Überhaupt: Waren nicht
auch die Thailänder mit den Achsenmächten verbündet? Ob die wohl
Bescheid wissen über ihre damit zwingend verbundene „Komplizenschaft“
hinsichtlich Auschwitz? Ich befürchte, die haben keine Ahnung. Wird
Zeit, dass Özdemir diese fernöstlichen Pharisäer mal ins Bild setzt.
Er
wird es natürlich nicht tun, und wir wissen, warum: Das mit dem
Überall-Mitschuld-Haben wird bekanntlich nur bestimmten Gruppen und
Völkern untergejubelt. Besonders gern bei den Deutschen, weil die dann
immer so schön Männchen machen und, wenn man ein bisschen Druck ausübt,
sogar ein hübsches Sümmchen springen lassen.
Andere Völker reagieren
auf solche Nachstellereien eher bodenständig, lachen den Ankläger aus
oder ziehen ihm verbal ordentlich eins über. Wer käme auf die Idee,
Amerikaner oder Briten für die Verbrechen von Roter Armee und
Stalin-Regime an deutschen Zivilisten und etlichen osteuropäischen
Völkern mitverantwortlich zu machen, nur weil die Westmächte damals
Verbündete des Kreml waren? Niemand.
[Übrigens, unter französischem Kommando zogen fast 900000 Moroccan Goumiers durch Süditalien, nachdem die Alliierten in Sizilien gelandet waren. Diese Goumiers waren für ihre Brutalität berühmt und wurden durch die französische Heeresleitung für ihren kriegerischen Einsatz belohnt, indem man ihnen ausdrücklich erlaubte, nach Herzenslust zu plündern, zu morden und zu vergewaltigen.

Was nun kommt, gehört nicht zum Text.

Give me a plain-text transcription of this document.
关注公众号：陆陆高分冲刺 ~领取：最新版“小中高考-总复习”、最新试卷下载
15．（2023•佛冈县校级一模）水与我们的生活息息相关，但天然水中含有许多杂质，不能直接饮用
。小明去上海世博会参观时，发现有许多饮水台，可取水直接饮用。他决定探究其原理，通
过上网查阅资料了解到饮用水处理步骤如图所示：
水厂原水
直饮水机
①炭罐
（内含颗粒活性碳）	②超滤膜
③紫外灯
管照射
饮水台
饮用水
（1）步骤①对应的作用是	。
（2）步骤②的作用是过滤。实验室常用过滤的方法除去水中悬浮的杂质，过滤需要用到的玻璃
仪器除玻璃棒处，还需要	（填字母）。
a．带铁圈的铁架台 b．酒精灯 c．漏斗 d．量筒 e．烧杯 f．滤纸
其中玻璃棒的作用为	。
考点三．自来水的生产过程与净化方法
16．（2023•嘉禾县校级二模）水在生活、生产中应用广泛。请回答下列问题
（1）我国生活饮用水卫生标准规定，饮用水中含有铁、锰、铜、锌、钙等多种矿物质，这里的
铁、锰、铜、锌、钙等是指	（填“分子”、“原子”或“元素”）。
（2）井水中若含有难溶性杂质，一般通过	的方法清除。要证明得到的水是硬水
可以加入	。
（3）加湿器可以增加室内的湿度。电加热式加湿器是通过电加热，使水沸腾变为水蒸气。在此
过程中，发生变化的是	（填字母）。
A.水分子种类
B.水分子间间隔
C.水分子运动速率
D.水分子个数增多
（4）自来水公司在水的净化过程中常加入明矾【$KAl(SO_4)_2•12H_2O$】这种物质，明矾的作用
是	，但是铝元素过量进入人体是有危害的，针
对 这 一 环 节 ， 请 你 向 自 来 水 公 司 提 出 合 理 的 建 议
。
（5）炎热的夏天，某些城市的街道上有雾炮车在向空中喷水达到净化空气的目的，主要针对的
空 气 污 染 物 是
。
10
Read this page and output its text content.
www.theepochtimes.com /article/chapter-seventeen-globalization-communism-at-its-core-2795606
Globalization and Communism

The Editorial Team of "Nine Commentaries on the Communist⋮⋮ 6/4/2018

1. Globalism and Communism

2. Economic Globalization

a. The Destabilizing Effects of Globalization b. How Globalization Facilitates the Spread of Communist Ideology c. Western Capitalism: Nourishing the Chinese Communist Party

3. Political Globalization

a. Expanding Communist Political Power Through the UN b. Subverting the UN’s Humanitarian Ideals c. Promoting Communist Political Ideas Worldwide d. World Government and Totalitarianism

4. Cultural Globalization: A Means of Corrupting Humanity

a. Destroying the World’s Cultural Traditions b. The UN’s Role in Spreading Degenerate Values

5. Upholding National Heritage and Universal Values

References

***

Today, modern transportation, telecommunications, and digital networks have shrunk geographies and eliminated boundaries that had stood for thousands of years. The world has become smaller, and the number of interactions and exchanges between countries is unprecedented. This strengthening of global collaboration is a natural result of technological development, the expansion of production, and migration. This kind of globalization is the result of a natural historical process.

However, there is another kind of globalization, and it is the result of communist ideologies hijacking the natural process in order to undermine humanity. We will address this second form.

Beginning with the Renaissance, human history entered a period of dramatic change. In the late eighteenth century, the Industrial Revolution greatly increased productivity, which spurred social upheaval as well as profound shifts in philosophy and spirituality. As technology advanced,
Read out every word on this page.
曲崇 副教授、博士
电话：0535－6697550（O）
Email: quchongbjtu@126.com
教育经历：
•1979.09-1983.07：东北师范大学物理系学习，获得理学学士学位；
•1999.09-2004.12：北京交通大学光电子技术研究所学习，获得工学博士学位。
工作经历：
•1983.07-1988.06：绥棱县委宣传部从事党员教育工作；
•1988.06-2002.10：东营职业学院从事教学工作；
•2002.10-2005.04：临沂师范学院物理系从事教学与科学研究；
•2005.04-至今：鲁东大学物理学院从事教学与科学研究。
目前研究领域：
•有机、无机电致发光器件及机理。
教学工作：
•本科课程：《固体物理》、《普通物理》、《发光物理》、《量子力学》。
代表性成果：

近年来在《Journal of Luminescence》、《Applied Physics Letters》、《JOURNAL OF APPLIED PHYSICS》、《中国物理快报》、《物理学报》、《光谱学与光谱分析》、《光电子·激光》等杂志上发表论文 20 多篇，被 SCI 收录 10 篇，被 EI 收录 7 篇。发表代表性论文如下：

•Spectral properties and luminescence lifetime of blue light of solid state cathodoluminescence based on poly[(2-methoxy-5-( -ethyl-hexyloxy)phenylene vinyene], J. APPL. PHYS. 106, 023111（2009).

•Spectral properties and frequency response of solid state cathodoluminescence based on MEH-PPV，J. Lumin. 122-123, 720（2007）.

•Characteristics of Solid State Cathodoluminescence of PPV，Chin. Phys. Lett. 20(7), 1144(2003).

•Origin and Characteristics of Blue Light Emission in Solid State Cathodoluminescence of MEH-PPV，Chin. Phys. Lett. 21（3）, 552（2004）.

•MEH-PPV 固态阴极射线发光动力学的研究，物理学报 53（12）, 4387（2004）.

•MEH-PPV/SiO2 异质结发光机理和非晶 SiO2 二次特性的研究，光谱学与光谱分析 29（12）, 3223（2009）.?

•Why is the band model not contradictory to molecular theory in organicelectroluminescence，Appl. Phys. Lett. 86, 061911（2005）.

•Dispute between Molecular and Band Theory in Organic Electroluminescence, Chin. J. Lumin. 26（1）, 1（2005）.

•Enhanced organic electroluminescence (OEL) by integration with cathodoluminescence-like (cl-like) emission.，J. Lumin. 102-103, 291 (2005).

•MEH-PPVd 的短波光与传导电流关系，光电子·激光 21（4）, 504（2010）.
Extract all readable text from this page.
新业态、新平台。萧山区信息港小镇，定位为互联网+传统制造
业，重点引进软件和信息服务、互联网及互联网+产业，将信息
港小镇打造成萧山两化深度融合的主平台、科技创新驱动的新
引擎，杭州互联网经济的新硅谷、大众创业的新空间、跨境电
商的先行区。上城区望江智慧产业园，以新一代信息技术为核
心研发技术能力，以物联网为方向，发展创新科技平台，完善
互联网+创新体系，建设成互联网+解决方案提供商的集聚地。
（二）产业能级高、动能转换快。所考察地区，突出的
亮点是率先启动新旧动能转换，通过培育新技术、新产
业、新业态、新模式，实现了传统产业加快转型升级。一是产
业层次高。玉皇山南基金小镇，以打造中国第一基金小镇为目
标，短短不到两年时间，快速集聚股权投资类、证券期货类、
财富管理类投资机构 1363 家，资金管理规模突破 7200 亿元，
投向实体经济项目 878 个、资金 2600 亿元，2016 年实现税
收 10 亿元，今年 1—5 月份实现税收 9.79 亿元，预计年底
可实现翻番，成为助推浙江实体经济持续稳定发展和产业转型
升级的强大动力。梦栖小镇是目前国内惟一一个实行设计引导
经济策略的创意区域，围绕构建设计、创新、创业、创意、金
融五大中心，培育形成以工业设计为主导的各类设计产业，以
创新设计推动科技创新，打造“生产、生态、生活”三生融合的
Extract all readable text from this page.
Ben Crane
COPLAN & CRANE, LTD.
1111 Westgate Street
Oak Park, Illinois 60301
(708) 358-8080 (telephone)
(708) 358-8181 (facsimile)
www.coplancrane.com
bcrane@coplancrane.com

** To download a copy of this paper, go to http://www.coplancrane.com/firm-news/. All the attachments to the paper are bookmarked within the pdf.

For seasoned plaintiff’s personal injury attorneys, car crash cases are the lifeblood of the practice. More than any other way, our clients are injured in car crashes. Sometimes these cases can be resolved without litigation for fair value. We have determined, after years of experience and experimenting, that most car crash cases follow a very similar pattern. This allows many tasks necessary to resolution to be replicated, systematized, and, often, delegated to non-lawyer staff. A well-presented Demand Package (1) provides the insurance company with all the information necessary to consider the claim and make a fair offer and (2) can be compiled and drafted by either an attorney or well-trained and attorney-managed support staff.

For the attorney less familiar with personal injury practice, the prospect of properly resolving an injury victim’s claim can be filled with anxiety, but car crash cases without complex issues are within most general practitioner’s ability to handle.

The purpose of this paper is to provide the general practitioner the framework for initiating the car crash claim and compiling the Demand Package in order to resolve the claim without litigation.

Was damals geschah, war schlimmer selbst als die Repressalien durch die SS bei der Partisanenbekämpfung.
Zwischen 8 und 85 Jahren war kein weibliches Wesen vor ihnen sicher. Auch Männer, vor allem Priester kamen dran. Aber eine historische Aufarbeitung findet immer noch nicht statt. Außer im italienischen Fernsehsender RAI Tre, wo der jüdische Journalist und Historiker (und einstige Kommunist) Paolo Mieli gestern verdienstvollerweise einen Dokumentarfilm darüber vorstellte. Einen Eindruck von den Vorkommnissen kann man auch durch Vittorio De Sicas Film La ciociara gewinnen, wenngleich nicht vom massenhaften Ausmaß der Vorkommnisse].
Blitzschnell werden die Maßstäbe
danach neu aufgestellt, um welches Volk es sich handelt. So viel zur
gepriesenen „Gleichheit aller Menschen“. War wohl nicht so gemeint.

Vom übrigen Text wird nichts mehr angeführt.